Cassandra indexes vs materialized view

I have next Cassandra table structure:
CREATE TABLE ringostat.hits (
hitId uuid,
clientId VARCHAR,
session MAP<VARCHAR, TEXT>,
traffic MAP<VARCHAR, TEXT>,
PRIMARY KEY (hitId, clientId)
);
INSERT INTO ringostat.hits (hitId, clientId, session, traffic)
VALUES('550e8400-e29b-41d4-a716-446655440000'. 'clientId', {'id': '1', 'number': '1', 'startTime': '1460023732', 'endTime': '1460023762'}, {'referralPath': '/example_path_for_example', 'campaign': '(not set)', 'source': 'www.google.com', 'medium': 'referal', 'keyword': '(not set)', 'adContent': '(not set)', 'campaignId': '', 'gclid': '', 'yclid': ''});
INSERT INTO ringostat.hits (hitId, clientId, session, traffic)
VALUES('650e8400-e29b-41d4-a716-446655440000'. 'clientId', {'id': '1', 'number': '1', 'startTime': '1460023732', 'endTime': '1460023762'}, {'referralPath': '/example_path_for_example', 'campaign': '(not set)', 'source': 'www.google.com', 'medium': 'cpc', 'keyword': '(not set)', 'adContent': '(not set)', 'campaignId': '', 'gclid': '', 'yclid': ''});
INSERT INTO ringostat.hits (hitId, clientId, session, traffic)
VALUES('750e8400-e29b-41d4-a716-446655440000'. 'clientId', {'id': '1', 'number': '1', 'startTime': '1460023732', 'endTime': '1460023762'}, {'referralPath': '/example_path_for_example', 'campaign': '(not set)', 'source': 'www.google.com', 'medium': 'referal', 'keyword': '(not set)', 'adContent': '(not set)', 'campaignId': '', 'gclid': '', 'yclid': ''});
I want to select all rows where source='www.google.com' AND medium='referal'.

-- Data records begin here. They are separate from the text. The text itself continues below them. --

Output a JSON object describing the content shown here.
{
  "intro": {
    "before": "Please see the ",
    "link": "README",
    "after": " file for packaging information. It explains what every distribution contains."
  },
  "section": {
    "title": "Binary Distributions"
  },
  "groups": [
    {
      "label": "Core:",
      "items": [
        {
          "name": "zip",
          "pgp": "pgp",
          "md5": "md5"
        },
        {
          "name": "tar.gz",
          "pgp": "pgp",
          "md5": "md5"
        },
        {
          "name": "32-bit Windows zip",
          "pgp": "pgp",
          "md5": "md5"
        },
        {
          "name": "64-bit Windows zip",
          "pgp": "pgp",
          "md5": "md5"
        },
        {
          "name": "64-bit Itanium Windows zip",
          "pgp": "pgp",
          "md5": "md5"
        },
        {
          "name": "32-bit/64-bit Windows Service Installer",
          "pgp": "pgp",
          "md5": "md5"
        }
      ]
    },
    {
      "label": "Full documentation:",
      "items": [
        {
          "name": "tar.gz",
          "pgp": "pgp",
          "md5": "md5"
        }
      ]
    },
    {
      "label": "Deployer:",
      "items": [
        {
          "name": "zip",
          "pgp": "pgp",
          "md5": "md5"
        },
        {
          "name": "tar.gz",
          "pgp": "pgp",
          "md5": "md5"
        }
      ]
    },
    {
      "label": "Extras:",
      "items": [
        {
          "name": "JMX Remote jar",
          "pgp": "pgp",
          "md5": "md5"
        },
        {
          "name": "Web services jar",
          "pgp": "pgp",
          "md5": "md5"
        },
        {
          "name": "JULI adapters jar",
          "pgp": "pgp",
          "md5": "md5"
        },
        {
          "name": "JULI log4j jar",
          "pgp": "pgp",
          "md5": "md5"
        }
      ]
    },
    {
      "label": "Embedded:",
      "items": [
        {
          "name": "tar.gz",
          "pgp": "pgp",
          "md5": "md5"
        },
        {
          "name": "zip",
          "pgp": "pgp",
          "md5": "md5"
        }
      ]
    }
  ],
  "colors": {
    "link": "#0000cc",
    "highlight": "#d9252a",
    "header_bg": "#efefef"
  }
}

SELECT * FROM hits WHERE traffic['source'] = 'www.google.com' AND traffic['medium'] = 'referal' ALLOW FILTERING;
Without add ALLOW FILTERING I got error: No supported secondary index found for the non primary key columns restrictions.
That's why I see two options:
Create index on traffic column.
Create materialized view.
Create another table and set INDEX for traffic column.
Which is the best option ? Also, I have many fields with MAP type on which I will need to filter. What issues can be if on every field I will add INDEX ?
Thank You.
From When to use an index.
Do not use an index in these situations:
On high-cardinality columns because you then query a huge volume of records for a small number of results. [...] Conversely, creating an index on an extremely low-cardinality column, such as a boolean column, does not make sense.
In tables that use a counter column
On a frequently updated or deleted column.
To look for a row in a large partition unless narrowly queried.
If your planned usage meets one or more of these criteria, it is probably better to use a materialized view.